We restructured the program around five confidence stages:
System basics (so they can confidently use the headset)
Key behaviors (casting, theater mode)
Social confidence
Low-risk discovery (free apps, free returns)
Re-inspiration moments
Instead of pushing apps, we paired actions + outcomes.
Before:
“Explore these top mixed reality titles.”
After:
“You can cast directly to your computer, TV or smartphone with the Meta Horzon app - making it easy to share what is happening in headset.”
I introduced:
Value-forward headlines (benefit > feature)
Shorter body copy (cut by ~30%)
Clearer primary calls to action
Reduced competing links
Stage-based content logic
Emotional tone shifts (confidence-building vs marketing hype)
We also explored:
Gamification mechanics
Education modules
Entertainment modules
Before we could measure progress, we identified what progress meant.
North star & leading indicators
Weekly active users at day 28 was our north star, the single metric that would tell us whether the program was actually changing behavior. But we knew that metric would take time to move, so we defined a set of leading indicators to track momentum along the way: how often users were visiting product detail pages, whether they were installing apps, and whether they were adopting key device behaviors like casting and time spent in apps.
Guardrails
We also built in guardrails to protect the user relationship while we iterated. Email unsubscribes had to stay at or below 0.03% per send. Mobile push opt-outs couldn't exceed 0.12% per day. These were a signal that the program was eroding trust faster than it was building it.
Clicks and open rates can tell you a message landed. They can't tell you whether someone picked up the headset. We can't message someone into a habit. We can only reduce the friction preventing it. Optimizing engagement without addressing that friction is measuring the wrong thing.
If the friction is in the headset, the fix needs to be in the headset. Users struggling with comfort, interaction or content overwhelm aren't going to be rescued by an email. Off-platform communication has real limits when the barrier to use is physical and immediate.
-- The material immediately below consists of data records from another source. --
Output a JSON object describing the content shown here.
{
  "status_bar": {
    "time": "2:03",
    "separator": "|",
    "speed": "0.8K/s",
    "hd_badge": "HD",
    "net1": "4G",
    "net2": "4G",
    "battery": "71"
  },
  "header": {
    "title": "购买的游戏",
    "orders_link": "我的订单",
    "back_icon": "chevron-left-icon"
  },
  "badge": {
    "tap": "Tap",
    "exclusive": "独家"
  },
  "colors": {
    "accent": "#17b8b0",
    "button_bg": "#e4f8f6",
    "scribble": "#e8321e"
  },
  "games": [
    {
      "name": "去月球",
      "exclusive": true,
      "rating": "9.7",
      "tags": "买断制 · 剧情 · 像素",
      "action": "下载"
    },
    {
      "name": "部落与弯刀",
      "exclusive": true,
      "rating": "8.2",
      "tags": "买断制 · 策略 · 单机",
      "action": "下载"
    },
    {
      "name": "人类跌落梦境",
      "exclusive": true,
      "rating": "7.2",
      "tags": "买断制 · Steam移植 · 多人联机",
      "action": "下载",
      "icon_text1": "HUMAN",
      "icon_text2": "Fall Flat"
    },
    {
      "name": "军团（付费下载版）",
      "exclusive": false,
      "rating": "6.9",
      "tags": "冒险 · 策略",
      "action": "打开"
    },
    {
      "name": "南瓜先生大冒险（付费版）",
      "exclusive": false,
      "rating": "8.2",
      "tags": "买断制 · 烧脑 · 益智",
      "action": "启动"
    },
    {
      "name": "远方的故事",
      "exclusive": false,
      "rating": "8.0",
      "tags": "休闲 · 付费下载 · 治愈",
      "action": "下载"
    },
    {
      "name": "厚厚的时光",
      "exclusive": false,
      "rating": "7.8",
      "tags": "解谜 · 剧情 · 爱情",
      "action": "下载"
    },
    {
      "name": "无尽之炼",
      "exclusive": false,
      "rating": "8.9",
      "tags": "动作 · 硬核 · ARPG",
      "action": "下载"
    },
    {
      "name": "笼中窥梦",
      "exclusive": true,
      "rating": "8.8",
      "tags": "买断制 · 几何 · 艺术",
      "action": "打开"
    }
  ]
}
We mapped send schedules across teams to avoid piling on. It was a surprise how much we were already sending so we worked with teams on timing but it wasn't enough. Unsubscribe spikes clustered around our own high-frequency days, Day 3 and Day 5, so the problem wasn't just volume across programs. It was our cadence. Frequency without clear value reads as noise.
The retention needle didn't move. The program's impact did.
As the content designer on this project, I helped establish a measurement framework that didn't exist before, contributed to the guardrails that now shape how Lifecycle messaging gets scoped and surfaced the unsubscribe risk patterns that had gone untracked across send cadences. The work shifted content quality and strategic framing inside the program and changed how the broader team talked about onboarding education.
The most important thing it proved was harder to quantify. Onboarding isn't a marketing function, it's a product experience. No amount of well-crafted emails can substitute for reducing friction where it actually lives, inside the headset.
The groundwork my team laid gave the Lifecycle team a foundation to build from when they took over for lighter optimization. That handoff was the point.